The “curator” can be described as a new subject-form, which, in the second half of the 20th century, emerged from other forms, such as the “custodian”, the “gallerist”, the “critic” and the “artist”, and since has taken further developments and alterations. At the crossroads between institutions, sponsors, artists and visitors, the curator functions like a regulator of in- and exclusion, deciding about questions such as: 'What can be considered as art?' 'Who is presented as an artist and to what kind of audience?' This powerful position in the field of fine arts and the still very strong effects of distinction, which museums and exhibitions yield, make curators particularly interesting for analyses in the fields of cultural studies and subject theory. One has to ask: What are the ways of governing the self and others, suggested to curators in the process of their subjectivation? Which conceptions of the self do they practically acquire and in which ways?
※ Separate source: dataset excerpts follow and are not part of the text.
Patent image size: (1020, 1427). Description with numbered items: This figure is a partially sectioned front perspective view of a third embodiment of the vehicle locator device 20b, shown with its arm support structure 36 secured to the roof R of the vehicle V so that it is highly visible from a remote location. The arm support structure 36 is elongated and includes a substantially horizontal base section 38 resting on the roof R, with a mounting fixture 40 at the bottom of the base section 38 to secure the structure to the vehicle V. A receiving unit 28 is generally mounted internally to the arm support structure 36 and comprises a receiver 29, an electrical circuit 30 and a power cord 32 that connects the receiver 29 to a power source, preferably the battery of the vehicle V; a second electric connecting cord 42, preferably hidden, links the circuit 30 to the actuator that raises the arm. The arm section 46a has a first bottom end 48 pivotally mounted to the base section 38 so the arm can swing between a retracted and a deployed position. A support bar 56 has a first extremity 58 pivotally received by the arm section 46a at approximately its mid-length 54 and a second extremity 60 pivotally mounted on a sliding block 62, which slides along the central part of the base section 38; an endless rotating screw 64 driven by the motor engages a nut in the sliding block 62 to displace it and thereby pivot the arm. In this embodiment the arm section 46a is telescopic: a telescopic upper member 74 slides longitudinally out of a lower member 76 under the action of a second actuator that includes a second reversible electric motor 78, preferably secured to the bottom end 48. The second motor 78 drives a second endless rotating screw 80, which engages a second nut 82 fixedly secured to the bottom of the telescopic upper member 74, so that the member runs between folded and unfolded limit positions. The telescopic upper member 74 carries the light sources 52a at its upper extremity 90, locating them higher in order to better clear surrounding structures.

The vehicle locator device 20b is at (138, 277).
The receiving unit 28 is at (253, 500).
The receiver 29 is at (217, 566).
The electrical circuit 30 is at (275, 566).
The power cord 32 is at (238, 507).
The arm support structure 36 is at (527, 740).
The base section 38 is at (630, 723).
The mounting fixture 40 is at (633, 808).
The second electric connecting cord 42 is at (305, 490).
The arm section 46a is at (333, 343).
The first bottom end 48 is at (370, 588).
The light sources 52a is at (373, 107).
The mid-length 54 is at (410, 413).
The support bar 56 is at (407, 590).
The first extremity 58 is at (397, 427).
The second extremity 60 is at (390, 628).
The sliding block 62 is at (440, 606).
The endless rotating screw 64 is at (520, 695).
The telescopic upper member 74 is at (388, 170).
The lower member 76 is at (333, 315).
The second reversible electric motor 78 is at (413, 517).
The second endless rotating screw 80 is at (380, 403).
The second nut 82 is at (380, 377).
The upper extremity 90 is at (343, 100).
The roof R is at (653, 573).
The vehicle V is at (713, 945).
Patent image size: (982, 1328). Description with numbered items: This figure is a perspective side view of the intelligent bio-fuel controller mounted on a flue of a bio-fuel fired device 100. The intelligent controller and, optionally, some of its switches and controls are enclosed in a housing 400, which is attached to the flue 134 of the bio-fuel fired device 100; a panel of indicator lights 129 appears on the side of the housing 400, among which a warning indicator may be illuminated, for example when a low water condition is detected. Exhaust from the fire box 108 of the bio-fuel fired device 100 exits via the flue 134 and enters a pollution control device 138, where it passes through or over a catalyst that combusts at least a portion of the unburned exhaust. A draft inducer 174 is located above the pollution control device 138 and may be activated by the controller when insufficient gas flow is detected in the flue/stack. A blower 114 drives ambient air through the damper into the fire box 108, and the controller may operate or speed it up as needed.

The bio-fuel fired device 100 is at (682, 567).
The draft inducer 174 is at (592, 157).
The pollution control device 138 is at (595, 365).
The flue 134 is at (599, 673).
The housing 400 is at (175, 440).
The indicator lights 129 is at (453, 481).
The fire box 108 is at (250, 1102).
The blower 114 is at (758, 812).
Since the 1990s, a continuing professionalisation within the field of curating can be observed – at first abroad and since 2009 increasingly in Germany, too. Next to network meetings and workshops, master degree courses and further education courses in curatorial practice are offered. The new presence of issues such as project-management, marketing and sponsoring is striking. These changes tie in with those, museums and the art field experienced in the last decades. Many museums were partially privatised and re-structured for marked-based acting. Works of art, artists, collectors and curators are more and more globally connected and permanently on the move. At the same time, concepts like “curator”, “to curate” and, with them, curatorial practice extends to other social and cultural fields and do not remain limited to museums and exhibitions. The PhD-project will provide an exploration about how the subject-form “curator” is (re-)constituted against the background of the aforementioned changes. By means of four case studies, different formats of (further) education in curatorial practice will be investigated in a combination of discourse analysis, qualitative interviews and participant observation. This can clarify the demands, which the subject-form “curator” and their variants pose on currently upcoming curators and which techniques and practices of the self are connected to it. In addition to that, it can be shown, in which ways individual curators use given scopes of interpretation and how they not only contribute to the reproduction, but also to the transformation of the subject-form.